Sadie started with the map Alastair had found for her, its age and obscurity, its unusual provenance, moving on to describe the floorplan with its small unnamed wall cavity and her theory that it might lead to a tunnel.
He nodded urgently as she finished and said, “I knew there was at least one tunnel, we checked it in the days following, even though the trapdoor in the garden had been sealed, but I didn’t know anything about a tunnel leading to that part of the house—nobody did. This map was old, you say?”
“Very. It had been tucked away with other bits and pieces in a waterlogged cellar somewhere and was only found during recent renovations. The whole lot was sent for restoration and wound up at the County Archives, which is how I came by it.”
Clive reached beneath his glasses to rub the bridge of his nose. Eyes closed, thinking. “I wonder if it’s possible . . .” he mumbled. “But why wouldn’t someone have mentioned it? Perhaps they didn’t know?”
“We don’t even know,” Sadie reminded him. “Not for certain. I need to get inside the house to check. I’ve written to Alice Edevane—”
“Pah,” he said sharply, meeting her eyes. “You’ll as soon get blood from a stone as any help from her.”
“I’ve noticed. Why is that? Why isn’t she as eager as we are to know what happened?”
“No idea. Perversity? Pig-headedness? She’s
a crime writer. Did you know that? Very famous.”
Sadie nodded distractedly. Was that why she hadn’t heard back? Had her letters become lost amongst the hundreds of others a writer like A.C. Edevane must receive? Fan letters, requests for money, that sort of thing.
“Police officer called Brent,” Clive continued. “I’ve read a few of them. Not bad. Found myself trying to read between the lines, see whether there was anything in there that’d help with the case. I saw her on TV a while back. She was just as I remembered her.”
“How do you mean?”
“High and mighty, enigmatic, sure of herself. She was sixteen when her brother went missing, only a year younger than I was, but a different species. Cool as a cucumber when we interviewed her.”
“Too cool?”
A nod. “I wondered at the time whether it was an act. I couldn’t believe a young girl could be so self-possessed. Sure enough, I saw another side of her later. My gift as a policeman back then was my meekness. Like a church mouse, I was, always slipping beneath notice. It made me very useful. My boss had sent me out to find him a new pen—his old one had run out of ink—and as I was returning to the entrance hall I saw her lurking on the stairs, creeping towards the door of the library where we were conducting the interviews, before changing her mind and sneaking back again into the shadows.”
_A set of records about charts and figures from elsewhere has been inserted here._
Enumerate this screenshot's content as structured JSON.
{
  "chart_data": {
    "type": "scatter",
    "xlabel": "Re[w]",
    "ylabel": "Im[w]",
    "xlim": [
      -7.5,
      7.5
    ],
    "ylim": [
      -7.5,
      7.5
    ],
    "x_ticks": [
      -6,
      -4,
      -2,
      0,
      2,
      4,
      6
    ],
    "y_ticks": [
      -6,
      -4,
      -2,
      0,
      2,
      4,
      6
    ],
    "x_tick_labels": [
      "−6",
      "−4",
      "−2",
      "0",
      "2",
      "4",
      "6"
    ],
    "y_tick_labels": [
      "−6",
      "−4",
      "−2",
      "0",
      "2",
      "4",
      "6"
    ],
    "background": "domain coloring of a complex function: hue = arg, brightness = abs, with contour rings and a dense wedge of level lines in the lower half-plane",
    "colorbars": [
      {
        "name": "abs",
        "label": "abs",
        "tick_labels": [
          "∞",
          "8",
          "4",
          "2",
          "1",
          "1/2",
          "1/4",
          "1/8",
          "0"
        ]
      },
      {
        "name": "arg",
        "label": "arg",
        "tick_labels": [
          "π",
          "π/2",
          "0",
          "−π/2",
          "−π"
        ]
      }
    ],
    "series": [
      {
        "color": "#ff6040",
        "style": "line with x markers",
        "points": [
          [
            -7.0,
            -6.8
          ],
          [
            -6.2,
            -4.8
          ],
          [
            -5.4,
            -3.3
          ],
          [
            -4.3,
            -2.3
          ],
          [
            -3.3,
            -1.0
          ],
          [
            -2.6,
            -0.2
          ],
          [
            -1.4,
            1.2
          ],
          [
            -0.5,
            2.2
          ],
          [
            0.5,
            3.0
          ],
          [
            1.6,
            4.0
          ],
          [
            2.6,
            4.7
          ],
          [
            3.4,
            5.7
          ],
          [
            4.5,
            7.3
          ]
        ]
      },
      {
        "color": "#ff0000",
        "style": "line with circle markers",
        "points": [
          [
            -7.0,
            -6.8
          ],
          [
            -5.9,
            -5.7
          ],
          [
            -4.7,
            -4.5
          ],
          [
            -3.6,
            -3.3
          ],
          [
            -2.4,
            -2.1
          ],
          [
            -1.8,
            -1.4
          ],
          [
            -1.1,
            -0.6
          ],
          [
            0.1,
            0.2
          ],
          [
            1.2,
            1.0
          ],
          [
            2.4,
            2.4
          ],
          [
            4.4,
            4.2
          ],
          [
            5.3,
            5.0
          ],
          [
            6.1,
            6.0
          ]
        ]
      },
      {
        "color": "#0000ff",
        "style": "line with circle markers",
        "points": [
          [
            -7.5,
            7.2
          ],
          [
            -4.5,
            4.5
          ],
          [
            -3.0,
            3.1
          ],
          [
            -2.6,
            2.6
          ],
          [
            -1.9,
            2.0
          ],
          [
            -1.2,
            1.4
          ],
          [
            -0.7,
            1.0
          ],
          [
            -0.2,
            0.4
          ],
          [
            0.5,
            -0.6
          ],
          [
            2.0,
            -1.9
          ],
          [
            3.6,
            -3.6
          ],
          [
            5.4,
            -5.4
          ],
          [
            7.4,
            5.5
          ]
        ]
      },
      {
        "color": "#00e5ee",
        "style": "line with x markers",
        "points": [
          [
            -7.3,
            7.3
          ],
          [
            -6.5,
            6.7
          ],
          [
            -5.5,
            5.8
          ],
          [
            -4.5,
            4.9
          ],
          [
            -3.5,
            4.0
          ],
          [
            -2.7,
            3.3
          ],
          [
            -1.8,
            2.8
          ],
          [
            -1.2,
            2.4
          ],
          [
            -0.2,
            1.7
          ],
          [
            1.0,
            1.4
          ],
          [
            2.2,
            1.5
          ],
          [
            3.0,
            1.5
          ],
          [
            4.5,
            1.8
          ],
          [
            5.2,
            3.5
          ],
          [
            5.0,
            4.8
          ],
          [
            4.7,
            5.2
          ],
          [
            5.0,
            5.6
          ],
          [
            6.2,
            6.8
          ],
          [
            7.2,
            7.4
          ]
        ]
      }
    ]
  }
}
“You think she was trying to work up the courage to knock on the door and tell you something?”
“Either that, or she was awfully anxious to hear what was being said in there.”
“Did you ask her?”
“She turned those cool blue eyes on me and told me to stop haranguing her, to get on with finding her brother. Her voice was full of authority, but her face—it paled to almost white.” He leaned closer. “In my experience, people who know more than they should about a crime behave in one of two ways: they either make themselves invisible, or else they’re drawn to the investigation like a moth to a flame.”